In 1800, at the end of the early Federalist era, John Adams faced the resignation of the chief justice after having just lost his bid for re-election to Jefferson. During the lame duck session, Adams decided to nominate the first chief justice, John Jay. The Senate, controlled by his party, did agree to that choice -- but Jay declined, choosing to retire from politics altogether. Adams did successfully nominate his Secretary of State John Marshall to that vacancy during the lame duck session, and Marshall did choose to serve, not wanting the president-elect Jefferson to fill it with an anti-Federalist. (Adams had earlier appointed two justices successfully.)

Adams is thus the only disjunctive president whose failed appointment was not due to his own party in Congress blocking him, but to the nominee himself declining, and the only disjunctive president whose successful follow-up nomination after the failure was not bending to the shifting political winds. Quite the opposite, Marshall was a thorn in the side of the Jeffersonians for their entire era of dominance.
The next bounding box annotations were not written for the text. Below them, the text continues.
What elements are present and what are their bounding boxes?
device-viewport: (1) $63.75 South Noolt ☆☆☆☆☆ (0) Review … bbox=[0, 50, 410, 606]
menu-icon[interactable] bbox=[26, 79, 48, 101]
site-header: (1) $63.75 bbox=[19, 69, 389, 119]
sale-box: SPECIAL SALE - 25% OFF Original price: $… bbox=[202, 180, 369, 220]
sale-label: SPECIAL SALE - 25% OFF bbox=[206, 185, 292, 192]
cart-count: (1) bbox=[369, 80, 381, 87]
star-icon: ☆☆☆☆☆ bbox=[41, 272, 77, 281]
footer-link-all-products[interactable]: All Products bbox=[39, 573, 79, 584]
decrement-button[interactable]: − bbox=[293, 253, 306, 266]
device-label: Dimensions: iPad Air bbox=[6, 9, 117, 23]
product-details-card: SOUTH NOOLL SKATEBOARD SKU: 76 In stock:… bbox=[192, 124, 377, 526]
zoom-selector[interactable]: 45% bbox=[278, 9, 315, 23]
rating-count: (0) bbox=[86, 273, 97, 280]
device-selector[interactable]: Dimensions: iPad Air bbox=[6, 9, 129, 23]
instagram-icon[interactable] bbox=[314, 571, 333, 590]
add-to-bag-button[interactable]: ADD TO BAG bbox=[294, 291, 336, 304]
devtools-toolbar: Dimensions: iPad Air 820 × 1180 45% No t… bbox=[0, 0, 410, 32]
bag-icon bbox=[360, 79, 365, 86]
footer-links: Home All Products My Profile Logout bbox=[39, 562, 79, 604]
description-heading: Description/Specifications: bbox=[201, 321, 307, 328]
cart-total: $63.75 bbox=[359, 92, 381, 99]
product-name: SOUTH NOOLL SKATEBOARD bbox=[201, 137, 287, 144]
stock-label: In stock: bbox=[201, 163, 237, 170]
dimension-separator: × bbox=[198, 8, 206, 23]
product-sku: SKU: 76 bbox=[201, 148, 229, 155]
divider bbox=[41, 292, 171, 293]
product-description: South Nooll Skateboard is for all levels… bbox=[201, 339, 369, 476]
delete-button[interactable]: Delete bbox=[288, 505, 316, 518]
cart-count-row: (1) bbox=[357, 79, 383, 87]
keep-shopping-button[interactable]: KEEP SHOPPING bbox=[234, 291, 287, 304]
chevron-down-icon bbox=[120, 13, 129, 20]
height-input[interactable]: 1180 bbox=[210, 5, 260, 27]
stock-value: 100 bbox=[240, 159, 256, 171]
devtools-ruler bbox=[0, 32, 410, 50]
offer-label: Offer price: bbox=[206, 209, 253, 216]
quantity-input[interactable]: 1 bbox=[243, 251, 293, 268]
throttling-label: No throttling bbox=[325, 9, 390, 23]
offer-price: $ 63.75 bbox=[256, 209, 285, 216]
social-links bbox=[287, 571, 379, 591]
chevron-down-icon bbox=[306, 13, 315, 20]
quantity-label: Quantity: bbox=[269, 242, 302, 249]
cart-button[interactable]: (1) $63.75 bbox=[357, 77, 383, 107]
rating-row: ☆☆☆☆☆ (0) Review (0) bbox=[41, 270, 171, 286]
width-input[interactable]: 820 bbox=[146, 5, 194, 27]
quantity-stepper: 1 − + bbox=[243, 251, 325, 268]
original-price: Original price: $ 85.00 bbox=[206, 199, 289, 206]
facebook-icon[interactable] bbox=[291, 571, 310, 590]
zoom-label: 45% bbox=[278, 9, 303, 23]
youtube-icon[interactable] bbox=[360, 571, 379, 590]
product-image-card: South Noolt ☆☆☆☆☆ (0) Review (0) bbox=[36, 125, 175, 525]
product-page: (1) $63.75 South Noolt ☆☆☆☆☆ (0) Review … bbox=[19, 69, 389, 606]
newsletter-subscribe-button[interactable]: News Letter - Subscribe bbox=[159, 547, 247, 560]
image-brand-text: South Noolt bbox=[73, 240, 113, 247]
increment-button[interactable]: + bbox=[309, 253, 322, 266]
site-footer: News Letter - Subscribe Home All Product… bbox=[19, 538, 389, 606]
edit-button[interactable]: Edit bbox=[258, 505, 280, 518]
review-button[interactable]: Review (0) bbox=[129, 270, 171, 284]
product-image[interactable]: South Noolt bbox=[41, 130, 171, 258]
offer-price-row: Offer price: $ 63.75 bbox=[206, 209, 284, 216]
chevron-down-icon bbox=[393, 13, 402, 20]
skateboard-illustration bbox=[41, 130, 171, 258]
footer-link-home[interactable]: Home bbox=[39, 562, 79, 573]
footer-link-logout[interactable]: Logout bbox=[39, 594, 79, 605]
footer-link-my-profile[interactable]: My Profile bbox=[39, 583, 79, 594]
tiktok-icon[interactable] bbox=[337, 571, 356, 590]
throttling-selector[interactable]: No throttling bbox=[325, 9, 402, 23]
I attribute Adams' unusual status in this regard to the fact that there was not a strong party system during his time (the First Party System began with Jefferson), so he's not the best example of a disjunctive president. The founder of his era, George Washington, was a Federalist but ran and served as a non-partisan figure in order to calm tensions during the infancy of the nation.

At any rate, we see that Trump, like other disjunctive presidents, will face some kind of difficulty in nominating at least one of his would-be justices. He could pick someone a little too old-school for this phase of trying to transform the system, and have to go with someone who is more palatable to the evolving populist re-alignment.

It's the job of the Democrats and any not-so-corporate Republicans to make sure the populist principles he campaigned on are respected in his nominations to the Court. With previous disjunctive presidents, it was often only by one vote that the dominant party in the Senate decided not to go with someone so wedded to the old vision. There's no reason that can't happen again, especially comparing Trump to Hoover -- it could be over the same issue of labor unions for a supposedly progressive Republican, as an overly long economic expansion comes crashing down on the working class.

1 comment:

  1. This seems as good a place for this as any...

    The New Yorker recently had an article about changing trends in free speech -arguing that free speech should be rolled back because of trolling by far-right groups - for instance, those people who used to protest at the funerals of soldiers, arguing that it was God's punishment for gay marriage.

    The article off-handedly mentioned that the Supreme Court has expanded free speech absolutism over the past 50 years. Hmmm... what other trend do we associate with the past 40 years? The implication is that free speech absolutism correlates with rising inequality and status-striving.

    Indeed, the writer explains how, in the mid-century, there were legally much greater constraints on free speech. There was a landmark case in 1940 where the Supreme Court upheld the jailing of a man who called a policeman a "fascist". Sort of like how you're not allowed to yell "Fire!" in a crowded theater.

    "The boundaries can and do shift. In 1940, a New Hampshire man was jailed for calling a city marshal “a damned Fascist.” The Supreme Court upheld the conviction, ruling that the words were not protected by the First Amendment, because they were “fighting words,” which “by their very utterance inflict injury or tend to incite an immediate breach of the peace.”

    https://www.newyorker.com/magazine/2018/07/02/how-social-media-trolls-turned-uc-berkeley-into-a-free-speech-circus


    Why would status-striver support free speech absolutism to such a great extent? They see the world as dog-eat-dog, where you should be allowed to dominate public spaces through intimidation and harassment. Conversely, egalitarians try to get along with each other, therefore are better at policing harassment.